Mrs Janovska’s school has been using these kinds of methods for years but she believes ordinary schools will find the transition much more challenging.

“Most Czech schools are very traditional and it may be difficult for them to cope with the new programme,” she says.

“We experience this sometimes when our children leave their next school: teachers are not accustomed to such self-confident 11-year-olds and sometimes feel threatened.”

TEARING DOWN TRADITION

The Czech Republic’s bold reforms will remove traditional subject barriers, as well as giving schools much greater freedom to decide what and how pupils should be taught.

Central to the new approach is the grouping of subjects under nine inter-disciplinary headings, including “language and communication”, “maths and application”, “man and nature” and “man and society”. Teachers may still teach subjects within the old boundaries such as physics, biology or chemistry.
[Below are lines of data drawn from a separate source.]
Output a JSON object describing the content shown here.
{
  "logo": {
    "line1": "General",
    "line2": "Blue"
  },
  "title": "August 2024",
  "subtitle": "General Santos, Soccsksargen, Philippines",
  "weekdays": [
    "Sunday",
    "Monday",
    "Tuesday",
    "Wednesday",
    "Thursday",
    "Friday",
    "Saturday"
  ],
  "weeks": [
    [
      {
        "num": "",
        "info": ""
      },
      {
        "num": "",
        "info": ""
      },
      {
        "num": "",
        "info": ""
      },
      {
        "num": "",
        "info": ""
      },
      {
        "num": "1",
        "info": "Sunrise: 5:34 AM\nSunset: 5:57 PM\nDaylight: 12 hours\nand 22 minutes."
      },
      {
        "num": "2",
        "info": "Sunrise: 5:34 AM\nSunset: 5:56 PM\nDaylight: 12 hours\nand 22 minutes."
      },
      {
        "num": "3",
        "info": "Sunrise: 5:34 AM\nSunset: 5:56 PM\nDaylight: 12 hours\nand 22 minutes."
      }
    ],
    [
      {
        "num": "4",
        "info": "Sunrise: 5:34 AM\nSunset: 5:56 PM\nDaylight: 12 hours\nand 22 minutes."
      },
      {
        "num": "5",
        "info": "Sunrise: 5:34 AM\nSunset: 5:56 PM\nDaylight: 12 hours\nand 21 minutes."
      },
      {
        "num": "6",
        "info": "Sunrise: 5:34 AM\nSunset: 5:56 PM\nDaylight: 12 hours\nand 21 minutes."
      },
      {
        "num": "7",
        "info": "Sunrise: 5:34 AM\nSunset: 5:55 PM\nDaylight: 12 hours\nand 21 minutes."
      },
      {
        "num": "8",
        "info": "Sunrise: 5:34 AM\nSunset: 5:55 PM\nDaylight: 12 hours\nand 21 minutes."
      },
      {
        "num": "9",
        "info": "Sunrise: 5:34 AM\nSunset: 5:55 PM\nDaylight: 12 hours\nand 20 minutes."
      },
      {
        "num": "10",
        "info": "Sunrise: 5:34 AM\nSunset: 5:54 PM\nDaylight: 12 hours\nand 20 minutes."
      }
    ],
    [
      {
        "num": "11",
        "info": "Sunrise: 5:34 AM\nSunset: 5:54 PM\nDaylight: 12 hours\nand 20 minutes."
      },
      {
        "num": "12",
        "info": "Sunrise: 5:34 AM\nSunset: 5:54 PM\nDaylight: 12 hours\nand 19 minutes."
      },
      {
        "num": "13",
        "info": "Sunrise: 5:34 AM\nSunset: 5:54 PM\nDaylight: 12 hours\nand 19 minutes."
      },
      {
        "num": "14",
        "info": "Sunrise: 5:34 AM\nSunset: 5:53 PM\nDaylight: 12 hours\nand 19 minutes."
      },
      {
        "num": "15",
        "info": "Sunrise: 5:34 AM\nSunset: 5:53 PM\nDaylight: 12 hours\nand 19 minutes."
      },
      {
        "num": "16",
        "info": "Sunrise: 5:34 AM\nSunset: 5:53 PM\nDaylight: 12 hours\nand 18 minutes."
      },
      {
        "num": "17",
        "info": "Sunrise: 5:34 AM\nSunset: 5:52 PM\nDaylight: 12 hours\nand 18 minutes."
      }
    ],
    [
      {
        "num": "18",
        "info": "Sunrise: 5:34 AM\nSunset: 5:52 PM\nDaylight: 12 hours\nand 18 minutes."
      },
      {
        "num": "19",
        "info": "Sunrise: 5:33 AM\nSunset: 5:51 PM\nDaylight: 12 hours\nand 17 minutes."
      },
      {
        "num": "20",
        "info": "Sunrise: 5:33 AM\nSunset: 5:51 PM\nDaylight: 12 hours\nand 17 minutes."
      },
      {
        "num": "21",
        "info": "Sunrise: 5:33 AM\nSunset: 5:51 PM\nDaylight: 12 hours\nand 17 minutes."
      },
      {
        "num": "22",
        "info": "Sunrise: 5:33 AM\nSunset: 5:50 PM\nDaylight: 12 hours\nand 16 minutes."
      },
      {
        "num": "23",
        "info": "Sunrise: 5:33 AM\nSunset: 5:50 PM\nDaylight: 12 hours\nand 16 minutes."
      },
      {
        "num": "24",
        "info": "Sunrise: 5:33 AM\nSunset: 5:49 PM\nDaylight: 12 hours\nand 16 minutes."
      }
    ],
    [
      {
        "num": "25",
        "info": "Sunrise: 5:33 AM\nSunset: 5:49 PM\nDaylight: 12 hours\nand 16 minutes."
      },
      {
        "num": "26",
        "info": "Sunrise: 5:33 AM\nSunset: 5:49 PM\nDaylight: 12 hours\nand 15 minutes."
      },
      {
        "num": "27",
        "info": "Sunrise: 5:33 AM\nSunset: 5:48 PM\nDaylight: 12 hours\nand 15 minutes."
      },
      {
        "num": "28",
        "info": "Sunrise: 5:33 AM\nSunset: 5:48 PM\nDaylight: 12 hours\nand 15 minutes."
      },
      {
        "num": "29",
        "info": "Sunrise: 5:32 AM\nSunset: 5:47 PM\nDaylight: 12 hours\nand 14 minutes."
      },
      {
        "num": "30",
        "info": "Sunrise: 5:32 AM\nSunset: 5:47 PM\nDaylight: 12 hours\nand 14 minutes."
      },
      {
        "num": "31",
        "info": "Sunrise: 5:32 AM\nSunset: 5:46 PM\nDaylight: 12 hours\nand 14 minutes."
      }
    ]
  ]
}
But they could also combine these under a heading such as “man and nature”.

The shake-up - a response to approaching European Union membership and recognition that school-leavers are poor at applying knowledge - promises to revolutionise what remains a stolidly traditional system.

“The reform is designed to address issues of child-centred education, based upon our own research and experience from other European countries,” said Karel Tomek, director of the education ministry’s pre-school and primary department.

“The world is changing, along with priorities. The new system is designed to address all the challenges our children face.”

Czech pupils performed below average among industrialised countries and there was a low equality of performance - on a par with the UK - between children of different socio-economic classes, according to the Organisation for Economic Co-operation and Development’s 2002 indicators.